Latest Cyber-Attacks, Incidents, and Breaches – Poor Password Management Leads to Data Breach at Mangatoon

  • Attack Type: Data Exfiltration, Credential Compromise
  • Objective: Data Theft
  • Target Industry: IT Services, Media
  • Target Technology: Elasticsearch Database
  • Target Geography: China
  • Business Impact: Data Loss, Financial Loss, Reputation Damage

Mangatoon – a platform for the popular Manga comics has recently fallen victim to a data breach. The breach resulted in the exposure of information related to more than 23 million user accounts due to a poorly secured database. As per reports, Mangatoon does not seem to be responding to messages about the breach from researchers.

Source: Surface Web

According to researchers, the breach was a result of an Elasticsearch server with a weak password being exploited by a well-known threat actor who goes by the alias ‘pompompurin.’ While speaking to researchers the threat actor revealed “it was ES, they had credentials on it but it was just “password”, they changed the credentials after I emailed telling them but they never notified their customers and never replied.”

Source: Surface Web

The database has also been updated on the popular data breach checking service “Have I Been Pwned?” where Mangatoon users can check if their email addresses have been compromised in this breach.

Source: Surface Web


  • The threat actor ‘pompompurin’ is a quite familiar name within the underground cybercriminals community. He is a former member of the popular RaidForums and launched a similar forum shortly after RaidFourms was seized by law enforcement. He has also been involved in multiple high-profile cyberattacks in the past.
  • According to the threat actor, the stolen Mangatoon database has not been made available to the public, however, at some point, they are probably going to leak it.
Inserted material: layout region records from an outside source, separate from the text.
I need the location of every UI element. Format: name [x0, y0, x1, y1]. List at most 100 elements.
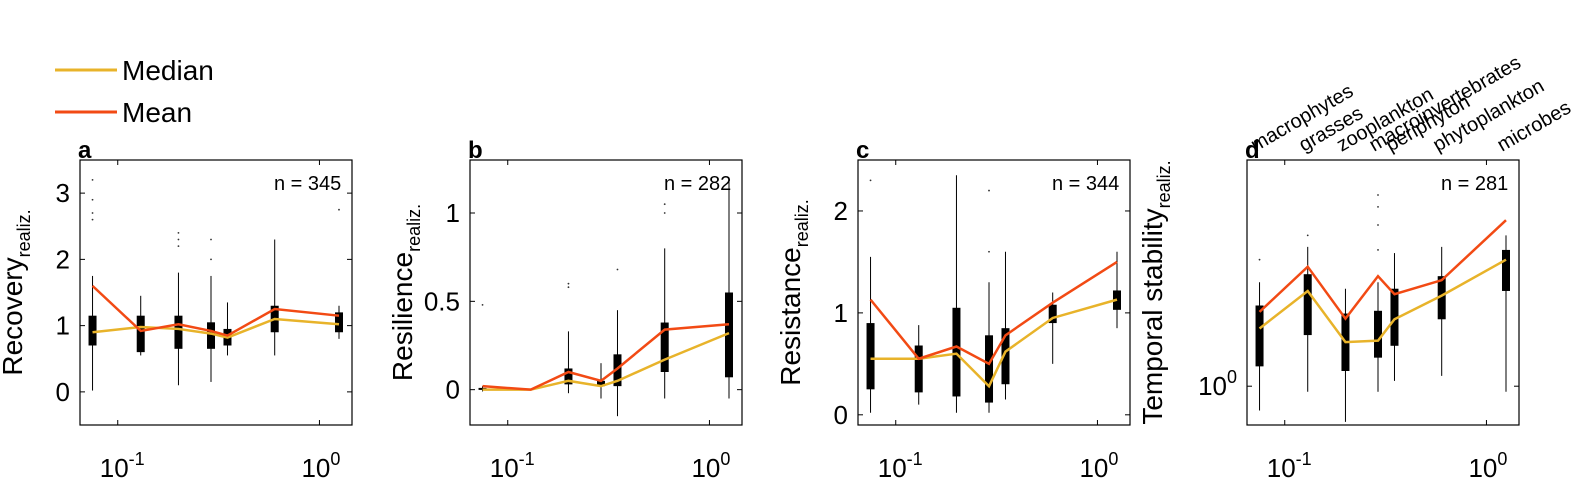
box-outlier [869, 179, 872, 182]
panel-b: 0 0.5 1 10-1 100 Resiliencerealiz. b n = 282 [387, 137, 743, 483]
y-tick-exponent: 0 [1227, 367, 1237, 387]
panel-letter: d [1245, 137, 1260, 164]
axes-frame [1246, 159, 1520, 426]
y-tick-label: 100 [1198, 367, 1237, 401]
box-outlier [177, 231, 180, 234]
y-tick-label: 0 [834, 400, 848, 430]
box-outlier [567, 286, 570, 289]
box-body [1374, 310, 1383, 358]
box-body [136, 315, 145, 353]
box-body [985, 335, 994, 403]
sample-size-label: n = 281 [1441, 173, 1508, 195]
x-tick-label: 10-1 [100, 449, 145, 483]
box-outlier [616, 268, 619, 271]
y-tick-label: 2 [834, 196, 848, 226]
mean-line [482, 323, 730, 391]
panel-letter: b [468, 137, 483, 164]
y-axis-label: Resistancerealiz. [775, 199, 812, 386]
box-outlier [567, 282, 570, 285]
box-outlier [177, 238, 180, 241]
box-outlier [1377, 249, 1379, 251]
x-tick-label: 10-1 [1267, 449, 1312, 483]
y-axis-label: Recoveryrealiz. [0, 209, 34, 375]
box-outlier [1377, 224, 1379, 226]
box-body [1501, 249, 1510, 291]
y-axis-label-subscript: realiz. [14, 209, 34, 257]
y-tick-label: 0 [446, 375, 460, 405]
axes-frame [79, 159, 353, 426]
box-body [660, 322, 669, 372]
sample-size-label: n = 345 [274, 173, 341, 195]
sample-size-label: n = 344 [1052, 173, 1119, 195]
box-body [88, 315, 97, 346]
box-body [174, 315, 183, 349]
panel-letter: c [856, 137, 869, 164]
box-body [207, 322, 216, 349]
panel-letter: a [78, 137, 92, 164]
box-body [1255, 305, 1264, 367]
box-body [952, 307, 961, 397]
x-tick-label: 100 [1468, 449, 1507, 483]
x-tick-label: 10-1 [490, 449, 535, 483]
x-tick-exponent: -1 [519, 449, 535, 469]
y-tick-label: 1 [446, 198, 460, 228]
box-body [1303, 274, 1312, 336]
panel-c: 0 1 2 10-1 100 Resistancerealiz. c n = 344 [775, 137, 1131, 483]
y-tick-label: 0.5 [424, 286, 460, 316]
box-body [564, 368, 573, 385]
box-outlier [91, 218, 94, 221]
legend: Median Mean [55, 55, 214, 128]
box-outlier [1258, 258, 1261, 261]
y-axis-label-subscript: realiz. [792, 199, 812, 247]
median-line [1258, 258, 1507, 344]
mean-line [91, 284, 340, 337]
box-outlier [1306, 234, 1309, 237]
box-outlier [91, 212, 94, 214]
x-tick-exponent: -1 [129, 449, 145, 469]
x-tick-label: 100 [301, 449, 340, 483]
median-line [92, 317, 340, 339]
y-tick-label: 3 [56, 178, 70, 208]
box-outlier [210, 258, 212, 261]
y-axis-label: Resiliencerealiz. [387, 204, 424, 381]
box-body [724, 292, 733, 378]
box-outlier [177, 245, 180, 248]
box-outlier [663, 212, 666, 214]
x-tick-exponent: 0 [330, 449, 340, 469]
box-body [866, 323, 875, 390]
x-tick-label: 100 [691, 449, 730, 483]
box-body [597, 380, 606, 387]
x-tick-exponent: 0 [1497, 449, 1507, 469]
mean-line [869, 260, 1118, 366]
axes-frame [469, 159, 743, 426]
box-body [334, 312, 343, 333]
y-tick-label: 2 [56, 244, 70, 274]
median-line [482, 331, 730, 391]
panel-a: 0 1 2 3 10-1 100 Recoveryrealiz. a n = 345 [0, 137, 353, 483]
x-tick-exponent: 0 [720, 449, 730, 469]
x-tick-label: 100 [1079, 449, 1118, 483]
box-outlier [210, 238, 212, 241]
mean-line [1258, 219, 1507, 321]
y-tick-label: 1 [56, 311, 70, 341]
legend-median-label: Median [122, 55, 214, 86]
box-outlier [481, 303, 484, 306]
sample-size-label: n = 282 [664, 173, 731, 195]
x-tick-exponent: -1 [1296, 449, 1312, 469]
box-body [914, 345, 923, 393]
x-tick-exponent: -1 [907, 449, 923, 469]
box-outlier [91, 178, 94, 181]
x-tick-exponent: 0 [1108, 449, 1118, 469]
median-line [870, 298, 1118, 389]
box-outlier [91, 198, 94, 201]
box-body [1001, 328, 1010, 385]
y-tick-label: 1 [834, 298, 848, 328]
box-outlier [988, 189, 990, 192]
y-tick-label: 0 [56, 377, 70, 407]
box-body [613, 354, 622, 387]
box-body [1048, 304, 1057, 324]
y-axis-label-subscript: realiz. [404, 204, 424, 252]
box-outlier [988, 250, 990, 253]
box-outlier [1377, 205, 1379, 208]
After the news of the Mangatoon breach came to the surface, researchers observed other threat actors from the underground cybercriminals community requesting the database to be leaked in the forum.

Source: Underground Forums


Vulnerabilities and Exploits – Researcher Reveals Zero-day in Google Pixel 6, Samsung Galaxy S22, and more

  • Attack Type: Vulnerabilities & Exploits, Zero-day, Privilege Escalation
  • Target Technology: Google Pixel 6, Samsung Galaxy S22, and Other Android Phones
  • Vulnerability: Unassigned
  • Vulnerability Type: Improper Restriction of XML External Entity Reference

A security researcher Zhenpeng Lin and Ph.D. student from Northwestern University has recently discovered a zero-day vulnerability on the Google Pixel 6, and users are at risk even after they have updated their mobile devices to the latest July 2022 security update. The vulnerability with public CVE ID as of now affects the kernel in Android. It allows an attacker to gain arbitrary read/write access, root privilege, and the authority to disable SELinux which may lead to tampering with the operating system, built-in security routines manipulations, and other malicious actions on an affected device.
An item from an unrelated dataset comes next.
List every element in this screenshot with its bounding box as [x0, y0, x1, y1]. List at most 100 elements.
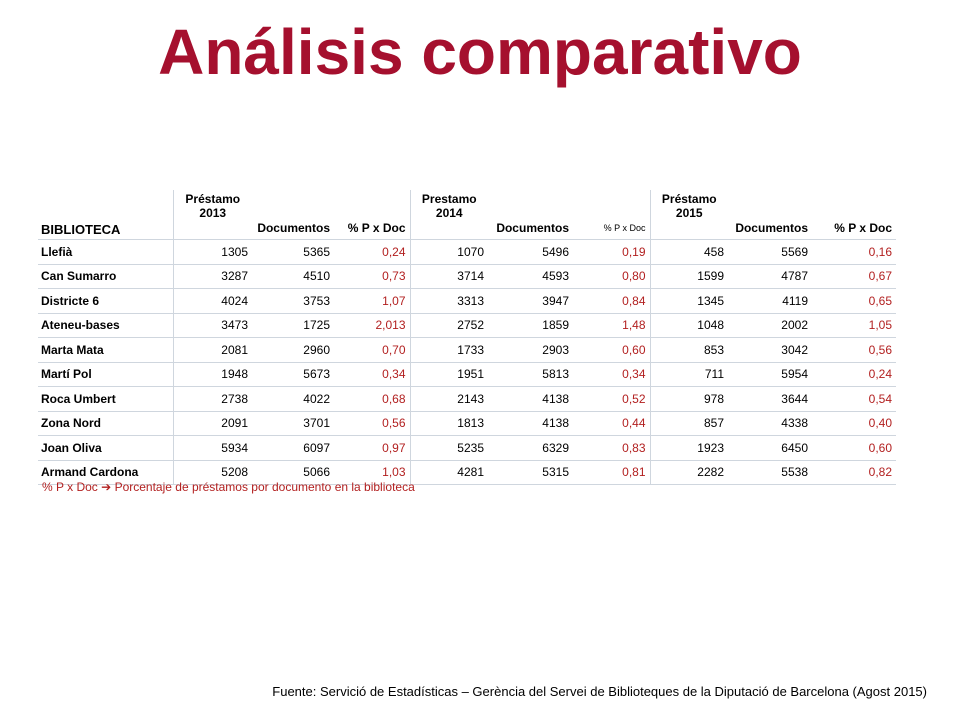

In a demonstration, the bug was exploited on Google Pixel 6, and other current-generation Android devices are also said to be affected including Google Pixel 6 Pro and the Samsung Galaxy S22 family. According to the researcher, the bug affects all Android devices that run on Linux kernel version 5.10.

Source: Surface Web

While Google has been informed about the issue, the precise details about the vulnerability have not been released to the public and are expected to be presented in Black Hat USA 2022. According to researchers, the attack vector is generalized, but more powerful when compared with the Dirty Pipe vulnerability in the Linux kernel that recently made headlines. The researcher also highlights that it is not a remote code execution where exploitation can take place without user interaction.